Saturday, March 8, 2008

following dr.'s orders is *usually* advised

I decided that the egg retrieval went so well that following the rest of the instructions for the after parts was unwarranted. "Drink plenty of fluids" and "don't consume many carbs and stick to high protein" did not sound at all like the self rewarding fest I felt was due once home and in the days prior to the transfer. Granted, I was bloated all to hell from the stims and have PCOS so really, that puts me in the 5% category for developing OHS.S but what does that ol' doctor know that I don't? Please. I read the internets*. My body can take some delicious carbs and dairy. Me hungry!
I instructed D to go to the store and purchase avocados, tortilla chips, doritos and american cheese once we were home from the retrieval. You know, mostly healthy stuff.
Turns out the avocados he purchased were not right - either under or overripe - I mean, gawd, I just had surgery, can't he choose a decent avocado??
So instead, I consumed one and a half cheese sandwiches with mayonnaise and mustard and roughly half a bag of doritos. That was lunch.
Dinner was Wendy's.
I know you want to get judgy right now, and if you must, go ahead. Because I would too if I were reading this.
The next morning, I got up and felt all bloaty and abdominally crampy - kind of like being constipated. I thought it was weird but I went to work anyway. I didn't want to sit around the house all day and go stir crazy.
My diet was not much better this day either.
Then came Friday, and oh my. I was soooooo uncomfortable I started to freak out that I had OHS.S. At work I was so snappy that I just stopped talking unless I absolutely had to. I was forced, out of pain and discomfort, to follow the doctor's orders.
Turns out I feel better this morning because I watched what I ate yesterday and drank plenty of water. Yeah. It works.

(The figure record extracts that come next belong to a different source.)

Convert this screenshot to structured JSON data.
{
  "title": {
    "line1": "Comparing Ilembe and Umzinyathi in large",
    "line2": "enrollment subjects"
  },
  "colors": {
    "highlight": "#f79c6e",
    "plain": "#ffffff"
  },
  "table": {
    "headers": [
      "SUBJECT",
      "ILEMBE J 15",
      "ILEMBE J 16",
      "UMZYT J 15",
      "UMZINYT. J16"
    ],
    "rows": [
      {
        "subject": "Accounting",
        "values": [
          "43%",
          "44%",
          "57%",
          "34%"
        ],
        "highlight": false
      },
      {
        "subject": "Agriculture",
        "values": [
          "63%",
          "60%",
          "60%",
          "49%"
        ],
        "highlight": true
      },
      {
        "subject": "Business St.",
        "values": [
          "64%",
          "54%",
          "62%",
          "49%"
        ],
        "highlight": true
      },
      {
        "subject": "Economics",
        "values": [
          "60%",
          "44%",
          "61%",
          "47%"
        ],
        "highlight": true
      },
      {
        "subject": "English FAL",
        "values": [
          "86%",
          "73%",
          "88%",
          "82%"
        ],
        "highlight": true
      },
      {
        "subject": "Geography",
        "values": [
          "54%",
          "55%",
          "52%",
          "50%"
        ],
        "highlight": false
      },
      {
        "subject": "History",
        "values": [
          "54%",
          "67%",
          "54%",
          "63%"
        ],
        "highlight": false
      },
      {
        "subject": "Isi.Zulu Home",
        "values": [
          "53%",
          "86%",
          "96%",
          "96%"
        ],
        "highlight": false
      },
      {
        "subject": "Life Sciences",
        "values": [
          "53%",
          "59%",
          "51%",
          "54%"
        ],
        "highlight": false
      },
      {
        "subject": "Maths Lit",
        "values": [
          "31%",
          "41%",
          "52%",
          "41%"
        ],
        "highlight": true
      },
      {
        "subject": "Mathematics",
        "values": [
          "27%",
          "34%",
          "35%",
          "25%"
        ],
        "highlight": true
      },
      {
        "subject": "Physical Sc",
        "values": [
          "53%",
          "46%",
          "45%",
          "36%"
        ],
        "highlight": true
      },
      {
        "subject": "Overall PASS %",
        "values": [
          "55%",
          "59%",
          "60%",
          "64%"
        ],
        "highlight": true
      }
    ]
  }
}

I've already forgotten to take medication twice. I am so type b about this cycle I can't even tell you. Like too much and not in a good way. Like as in doing it to avoid thinking about what's really happening. I forgot my first dose of estrace the other day; and forgot my antibiotic last night. That's why I am awake at 5 am on a Saturday morning. Because I woke up and remembered I forgot it and that I'd better damn take it because it says so on my lis*t of instructions, which I've also misplaced more than once.

I will leave you with some embarrassing things I said once coming out of anesthesia from the egg retrieval:
1. To the nurses: "You guys are the best. This whole experience was great. I love you." Can I get a prescription for versed?"
2. To D: "This is the best cranberry/grape juice EVER. We need to get some." (this is not that bad, except it's an open room with curtains separating the bed and I don't like strangers to overhear me sounding moronic. right, because that's what's important at the moment.)

*it turns out that reading the medical journals online is in fact not the same as earning a medical degree and doing a residency in obstetrics and gynecology; eventually many years later, specializing in reproductive endocrinology. no. it's really not the same.

1 comment:

christina(apronstrings) said...

boo, why the fvck were you up at 4:00 a.m.???? you posted at 4:44? lucky?
i am glad that you feel better. i think you're type B personality is a good thing. look the away, hope for good things.
as you know, i am hoping, hoping, hoping for good things for you and the hubbie.